I don't think you'll get any more of the old fluid out than you would just draining it, perhaps less. I usually do a drain and refill, drive it a bit, drain and refill, drive a bit, drain and refill. You can repeat as often as you want. By then almost all the fluid is new and the tiny bit of old stuff mixed in doesn't matter much. A big pail of motomaster tranny fluid is cheap.
You can also drain it by the tranny cooler hose going into the rad. If you start the engine most of the old fluid is pumped out of the passageways inside the tranny. You can add fresh fluid while doing it to clean everything out. Two people helps.


----------



## tonyvancity (Jan 2, 2017)

on the subject of Transmission fluid, 
*Castrol Transmax Import Multi-Vehicle Automatic Transmission Fluid*

Part #: CAS 0067266
$8.98 / each per liter at Home Depot. ca. .....i believe i need 6 liters ? NAPA price was next best at 
$10.34
/Each


----------



## tonyvancity (Jan 2, 2017)

X-hale said:


> I don't think you'll get any more of the old fluid out than you would just draining it, perhaps less. I usually do a drain and refill, drive it a bit, drain and refill, drive a bit, drain and refill. You can repeat as often as you want. By then almost all the fluid is new and the tiny bit of old stuff mixed in doesn't matter much. A big pail of motomaster tranny fluid is cheap.
> You can also drain it by the tranny cooler hose going into the rad. If you start the engine most of the old fluid is pumped out of the passageways inside the tranny. You can add fresh fluid while doing it to clean everything out. Two people helps.


but i often read stuff like this online : '' When changing your transmission fluid, you open the transmission drain located on the underside of the car. This allows about 40% to 50% of the transmission fluid to drain out into the pan. The other 50%-60% of the fluid remains in the torque converter and other parts of the transmission. ''---So i am a bit confused. Would the extractor pump get 90% of the tranny fluid out or would there still be %50-60 fluid still in the torque converter even if the extractor used?
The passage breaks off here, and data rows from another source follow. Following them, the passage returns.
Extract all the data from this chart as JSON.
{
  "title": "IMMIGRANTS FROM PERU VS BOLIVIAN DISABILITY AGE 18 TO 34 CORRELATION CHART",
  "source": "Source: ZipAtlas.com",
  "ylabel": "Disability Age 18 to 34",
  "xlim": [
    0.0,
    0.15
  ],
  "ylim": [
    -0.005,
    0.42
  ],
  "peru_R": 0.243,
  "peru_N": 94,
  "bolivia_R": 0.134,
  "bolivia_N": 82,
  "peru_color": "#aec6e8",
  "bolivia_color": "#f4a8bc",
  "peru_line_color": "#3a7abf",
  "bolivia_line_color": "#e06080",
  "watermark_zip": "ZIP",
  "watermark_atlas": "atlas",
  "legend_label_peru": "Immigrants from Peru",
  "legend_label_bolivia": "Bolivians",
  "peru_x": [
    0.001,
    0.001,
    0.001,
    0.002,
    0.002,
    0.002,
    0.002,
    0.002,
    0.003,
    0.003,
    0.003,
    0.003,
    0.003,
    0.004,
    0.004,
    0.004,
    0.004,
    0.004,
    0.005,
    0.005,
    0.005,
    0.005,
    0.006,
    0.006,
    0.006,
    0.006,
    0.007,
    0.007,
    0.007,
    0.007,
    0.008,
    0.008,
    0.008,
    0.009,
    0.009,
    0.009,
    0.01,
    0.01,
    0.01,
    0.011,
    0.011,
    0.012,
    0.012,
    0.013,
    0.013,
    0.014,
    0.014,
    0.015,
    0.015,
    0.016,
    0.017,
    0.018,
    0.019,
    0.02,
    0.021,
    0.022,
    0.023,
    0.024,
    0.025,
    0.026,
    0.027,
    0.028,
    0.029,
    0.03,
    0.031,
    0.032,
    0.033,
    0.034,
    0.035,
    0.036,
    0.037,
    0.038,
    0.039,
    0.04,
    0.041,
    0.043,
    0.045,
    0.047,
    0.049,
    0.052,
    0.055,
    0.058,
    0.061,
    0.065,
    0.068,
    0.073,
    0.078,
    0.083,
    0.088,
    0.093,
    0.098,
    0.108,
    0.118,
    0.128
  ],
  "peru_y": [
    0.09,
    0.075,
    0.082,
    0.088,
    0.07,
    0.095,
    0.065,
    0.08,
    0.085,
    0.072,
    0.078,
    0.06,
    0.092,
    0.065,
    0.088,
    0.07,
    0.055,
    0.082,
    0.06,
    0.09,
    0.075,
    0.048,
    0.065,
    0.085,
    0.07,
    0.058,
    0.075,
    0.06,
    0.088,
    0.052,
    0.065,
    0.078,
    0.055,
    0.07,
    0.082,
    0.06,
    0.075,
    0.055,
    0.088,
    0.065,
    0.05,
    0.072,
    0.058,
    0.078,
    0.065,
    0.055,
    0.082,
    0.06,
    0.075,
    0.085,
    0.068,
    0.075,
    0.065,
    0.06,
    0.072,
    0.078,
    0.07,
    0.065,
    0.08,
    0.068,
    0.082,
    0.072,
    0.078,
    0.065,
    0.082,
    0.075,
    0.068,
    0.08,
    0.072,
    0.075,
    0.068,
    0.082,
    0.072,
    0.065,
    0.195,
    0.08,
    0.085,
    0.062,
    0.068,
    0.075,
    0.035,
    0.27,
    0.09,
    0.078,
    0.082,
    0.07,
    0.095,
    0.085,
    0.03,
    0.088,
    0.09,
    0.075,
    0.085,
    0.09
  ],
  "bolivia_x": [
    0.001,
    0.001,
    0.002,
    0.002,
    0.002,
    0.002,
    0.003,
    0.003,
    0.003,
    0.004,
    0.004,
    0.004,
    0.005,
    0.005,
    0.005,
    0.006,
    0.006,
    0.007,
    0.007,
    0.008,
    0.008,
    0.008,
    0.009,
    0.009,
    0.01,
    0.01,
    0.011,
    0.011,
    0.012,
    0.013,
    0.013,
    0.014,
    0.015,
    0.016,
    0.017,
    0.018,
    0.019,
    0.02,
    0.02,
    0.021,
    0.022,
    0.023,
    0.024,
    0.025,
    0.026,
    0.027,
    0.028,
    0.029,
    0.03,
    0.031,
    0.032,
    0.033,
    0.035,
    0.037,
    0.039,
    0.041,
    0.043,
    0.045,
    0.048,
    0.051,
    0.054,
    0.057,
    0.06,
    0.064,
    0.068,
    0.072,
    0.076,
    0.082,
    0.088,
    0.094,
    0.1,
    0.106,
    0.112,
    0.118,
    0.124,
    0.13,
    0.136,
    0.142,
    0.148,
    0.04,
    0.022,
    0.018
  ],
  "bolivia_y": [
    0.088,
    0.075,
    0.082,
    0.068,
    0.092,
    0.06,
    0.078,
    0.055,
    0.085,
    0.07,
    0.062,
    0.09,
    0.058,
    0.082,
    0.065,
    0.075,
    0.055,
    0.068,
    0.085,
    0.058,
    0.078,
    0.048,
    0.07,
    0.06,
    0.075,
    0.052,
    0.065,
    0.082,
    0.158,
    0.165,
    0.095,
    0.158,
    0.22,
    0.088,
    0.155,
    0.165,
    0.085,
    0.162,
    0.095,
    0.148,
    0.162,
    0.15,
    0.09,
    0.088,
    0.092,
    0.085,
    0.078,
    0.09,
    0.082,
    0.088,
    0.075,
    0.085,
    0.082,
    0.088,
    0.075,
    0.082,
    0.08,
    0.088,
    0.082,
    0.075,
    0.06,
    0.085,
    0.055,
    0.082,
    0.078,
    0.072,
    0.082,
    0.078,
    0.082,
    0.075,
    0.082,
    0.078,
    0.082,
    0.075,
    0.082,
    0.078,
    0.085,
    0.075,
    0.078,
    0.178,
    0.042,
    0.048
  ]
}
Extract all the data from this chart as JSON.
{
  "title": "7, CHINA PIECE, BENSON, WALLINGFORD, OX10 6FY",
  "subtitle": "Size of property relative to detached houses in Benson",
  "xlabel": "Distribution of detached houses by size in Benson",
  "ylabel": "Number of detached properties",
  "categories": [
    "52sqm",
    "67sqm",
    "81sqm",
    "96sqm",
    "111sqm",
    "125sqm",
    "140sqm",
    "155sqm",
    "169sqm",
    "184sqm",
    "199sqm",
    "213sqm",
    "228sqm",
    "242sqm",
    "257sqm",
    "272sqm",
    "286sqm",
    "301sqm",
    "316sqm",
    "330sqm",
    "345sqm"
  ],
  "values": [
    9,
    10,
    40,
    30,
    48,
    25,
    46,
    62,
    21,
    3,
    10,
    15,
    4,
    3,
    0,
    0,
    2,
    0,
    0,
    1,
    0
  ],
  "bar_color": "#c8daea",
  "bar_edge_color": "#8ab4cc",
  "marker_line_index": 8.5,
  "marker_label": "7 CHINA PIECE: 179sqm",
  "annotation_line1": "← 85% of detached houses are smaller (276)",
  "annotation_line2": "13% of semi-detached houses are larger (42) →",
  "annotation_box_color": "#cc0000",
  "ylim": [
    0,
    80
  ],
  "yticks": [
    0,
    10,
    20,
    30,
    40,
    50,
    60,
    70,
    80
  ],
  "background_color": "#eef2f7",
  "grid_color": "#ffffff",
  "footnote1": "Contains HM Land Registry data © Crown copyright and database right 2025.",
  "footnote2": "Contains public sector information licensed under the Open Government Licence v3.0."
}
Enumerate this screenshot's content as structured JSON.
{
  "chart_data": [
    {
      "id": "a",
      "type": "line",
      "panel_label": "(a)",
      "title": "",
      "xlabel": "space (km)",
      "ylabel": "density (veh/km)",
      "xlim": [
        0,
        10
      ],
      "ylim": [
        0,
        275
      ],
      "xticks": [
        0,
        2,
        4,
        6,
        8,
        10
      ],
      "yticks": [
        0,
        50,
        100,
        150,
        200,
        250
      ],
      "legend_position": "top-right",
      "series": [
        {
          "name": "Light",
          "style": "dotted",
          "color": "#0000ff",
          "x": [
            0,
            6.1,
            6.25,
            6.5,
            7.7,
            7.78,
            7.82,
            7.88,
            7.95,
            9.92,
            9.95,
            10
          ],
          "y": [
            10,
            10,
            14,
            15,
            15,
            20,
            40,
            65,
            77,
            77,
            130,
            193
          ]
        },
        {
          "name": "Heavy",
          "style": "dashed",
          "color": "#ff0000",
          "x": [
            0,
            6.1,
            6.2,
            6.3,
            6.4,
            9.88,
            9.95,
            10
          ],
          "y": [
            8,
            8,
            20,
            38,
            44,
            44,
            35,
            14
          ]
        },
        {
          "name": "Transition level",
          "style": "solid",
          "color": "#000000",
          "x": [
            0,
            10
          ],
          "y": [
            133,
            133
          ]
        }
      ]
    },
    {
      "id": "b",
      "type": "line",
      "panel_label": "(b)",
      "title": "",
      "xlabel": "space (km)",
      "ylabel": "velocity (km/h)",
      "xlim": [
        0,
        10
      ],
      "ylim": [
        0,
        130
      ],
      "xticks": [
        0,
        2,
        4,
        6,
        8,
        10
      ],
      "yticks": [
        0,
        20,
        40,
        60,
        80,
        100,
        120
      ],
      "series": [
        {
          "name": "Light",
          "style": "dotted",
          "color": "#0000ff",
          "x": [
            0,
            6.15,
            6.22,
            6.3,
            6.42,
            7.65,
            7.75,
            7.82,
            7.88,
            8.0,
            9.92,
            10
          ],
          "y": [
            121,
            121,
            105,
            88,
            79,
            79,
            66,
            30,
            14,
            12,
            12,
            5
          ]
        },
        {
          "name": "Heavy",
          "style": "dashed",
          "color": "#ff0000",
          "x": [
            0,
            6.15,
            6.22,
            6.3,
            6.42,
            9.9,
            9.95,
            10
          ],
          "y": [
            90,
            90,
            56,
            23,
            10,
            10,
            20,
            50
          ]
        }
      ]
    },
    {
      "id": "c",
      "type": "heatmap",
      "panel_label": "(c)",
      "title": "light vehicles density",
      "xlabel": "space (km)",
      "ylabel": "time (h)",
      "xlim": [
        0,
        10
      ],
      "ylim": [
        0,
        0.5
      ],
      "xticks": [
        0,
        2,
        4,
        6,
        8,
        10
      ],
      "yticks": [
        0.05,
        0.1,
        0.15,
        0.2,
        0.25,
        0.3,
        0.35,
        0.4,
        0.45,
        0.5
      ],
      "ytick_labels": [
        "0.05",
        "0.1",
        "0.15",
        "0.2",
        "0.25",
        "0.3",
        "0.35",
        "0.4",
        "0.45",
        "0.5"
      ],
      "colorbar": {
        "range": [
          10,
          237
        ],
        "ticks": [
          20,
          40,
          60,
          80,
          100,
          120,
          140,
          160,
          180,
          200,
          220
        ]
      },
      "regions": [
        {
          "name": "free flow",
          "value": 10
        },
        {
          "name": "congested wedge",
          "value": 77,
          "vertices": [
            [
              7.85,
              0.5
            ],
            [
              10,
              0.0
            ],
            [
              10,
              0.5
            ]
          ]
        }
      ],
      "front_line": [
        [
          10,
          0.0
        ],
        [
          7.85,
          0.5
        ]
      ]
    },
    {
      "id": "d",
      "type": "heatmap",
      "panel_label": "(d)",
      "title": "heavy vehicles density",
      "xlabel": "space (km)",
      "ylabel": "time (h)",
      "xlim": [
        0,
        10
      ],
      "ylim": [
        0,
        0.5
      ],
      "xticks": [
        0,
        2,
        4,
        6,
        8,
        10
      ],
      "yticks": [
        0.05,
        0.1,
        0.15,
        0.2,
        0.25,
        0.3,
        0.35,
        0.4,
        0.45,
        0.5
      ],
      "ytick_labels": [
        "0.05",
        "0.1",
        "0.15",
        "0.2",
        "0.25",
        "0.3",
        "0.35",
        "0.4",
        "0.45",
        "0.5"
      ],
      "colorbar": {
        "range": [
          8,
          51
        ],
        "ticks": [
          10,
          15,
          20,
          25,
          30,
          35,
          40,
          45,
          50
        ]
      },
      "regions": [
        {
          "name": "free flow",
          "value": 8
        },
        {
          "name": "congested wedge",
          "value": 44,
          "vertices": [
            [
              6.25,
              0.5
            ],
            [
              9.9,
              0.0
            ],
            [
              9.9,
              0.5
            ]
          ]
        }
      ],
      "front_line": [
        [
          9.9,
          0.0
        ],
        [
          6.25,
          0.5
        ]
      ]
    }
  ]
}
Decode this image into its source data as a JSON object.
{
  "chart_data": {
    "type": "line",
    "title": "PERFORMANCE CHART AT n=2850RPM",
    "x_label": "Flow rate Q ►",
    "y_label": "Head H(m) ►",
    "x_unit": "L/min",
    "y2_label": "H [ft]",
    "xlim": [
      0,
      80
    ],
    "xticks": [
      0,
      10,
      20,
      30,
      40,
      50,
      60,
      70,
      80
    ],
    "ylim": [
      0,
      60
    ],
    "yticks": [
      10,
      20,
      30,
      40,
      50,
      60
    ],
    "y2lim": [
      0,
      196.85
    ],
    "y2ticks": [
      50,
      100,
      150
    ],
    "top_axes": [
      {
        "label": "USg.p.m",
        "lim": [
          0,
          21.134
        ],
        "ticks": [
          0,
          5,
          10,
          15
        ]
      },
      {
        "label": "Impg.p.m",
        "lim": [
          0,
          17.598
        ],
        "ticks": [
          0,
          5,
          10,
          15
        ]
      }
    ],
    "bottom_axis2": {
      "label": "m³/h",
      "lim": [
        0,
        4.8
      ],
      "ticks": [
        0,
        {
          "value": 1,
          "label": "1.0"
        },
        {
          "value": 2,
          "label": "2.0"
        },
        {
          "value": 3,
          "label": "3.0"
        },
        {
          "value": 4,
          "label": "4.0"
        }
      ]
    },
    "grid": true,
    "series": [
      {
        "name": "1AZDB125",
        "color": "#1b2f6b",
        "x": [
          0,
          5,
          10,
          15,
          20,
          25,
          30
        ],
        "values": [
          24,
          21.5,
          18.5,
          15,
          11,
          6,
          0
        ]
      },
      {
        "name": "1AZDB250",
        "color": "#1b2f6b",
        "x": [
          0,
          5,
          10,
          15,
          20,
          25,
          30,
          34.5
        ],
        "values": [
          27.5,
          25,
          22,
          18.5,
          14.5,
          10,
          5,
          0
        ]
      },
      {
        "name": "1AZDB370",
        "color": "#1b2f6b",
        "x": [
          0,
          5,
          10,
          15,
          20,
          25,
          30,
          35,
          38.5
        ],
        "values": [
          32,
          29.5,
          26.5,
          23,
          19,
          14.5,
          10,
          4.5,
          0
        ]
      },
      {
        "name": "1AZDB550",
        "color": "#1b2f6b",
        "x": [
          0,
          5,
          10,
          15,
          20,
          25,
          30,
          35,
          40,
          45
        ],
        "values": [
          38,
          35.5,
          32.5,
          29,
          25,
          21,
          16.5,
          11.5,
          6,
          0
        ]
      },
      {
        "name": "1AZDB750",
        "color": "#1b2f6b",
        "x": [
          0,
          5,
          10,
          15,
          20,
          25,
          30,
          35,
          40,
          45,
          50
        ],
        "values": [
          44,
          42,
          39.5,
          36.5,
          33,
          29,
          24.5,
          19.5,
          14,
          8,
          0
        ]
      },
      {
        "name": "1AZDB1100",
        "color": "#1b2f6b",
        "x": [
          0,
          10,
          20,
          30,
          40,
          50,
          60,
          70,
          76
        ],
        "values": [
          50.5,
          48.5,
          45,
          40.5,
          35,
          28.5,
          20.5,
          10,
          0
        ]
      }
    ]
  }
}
My other question is, is it not possible to go under my Xtrail and back off a transmission drain plug versus unbolting the entire transmission pan ? i'm starting to recall why i paid a shop a few years ago to drain and fill my traNsmission.


----------



## tonyvancity (Jan 2, 2017)

hmmm..ok, seems like the extractor pump will not get the fluid out of the torque converter. Perhaps all things considered, maybe it be best to spend a bit more and pay for a transmission Flush. That seems to be the proper way to remove all the old tranny fluid in a one shot deal and not having to just Drain, fill, drain, fill , drain, fill till the final fill is clean. Transmission Flush vs Fluid Change | Transmission Repair Guy


----------



## quadraria10 (Jul 6, 2010)

There were posts about how to get the fluid out of the torque convertor. I never did as I figured it was a procedure with more potential to mess up. Come to think about it, I think Otomodo wrote a bit of a how-to. Drain and fill is the easiest. I always used the same Castrol multi for Japanese imports, though last time I did it, I used the Castrol Transmax Full Synthetic. For some reason, my local Wal-Mart was clearing it out for $4 per quart bottle, so I checked if it would be ok to use and then scooped up the last 5 bottles. I think Costco also carries it at a fairly low price.


----------



## tonyvancity (Jan 2, 2017)

thanks to all for advice, but i think for now i do the simple and cheap(er) method of removing the tranny pan Bolt and let whatever old dirty fluid amount drain into a container. I believe that might be only 3 liters or so. Maybe after a bit more online and in person professional advice, i might fork out the money for a true mechanical shop transmission flush.


----------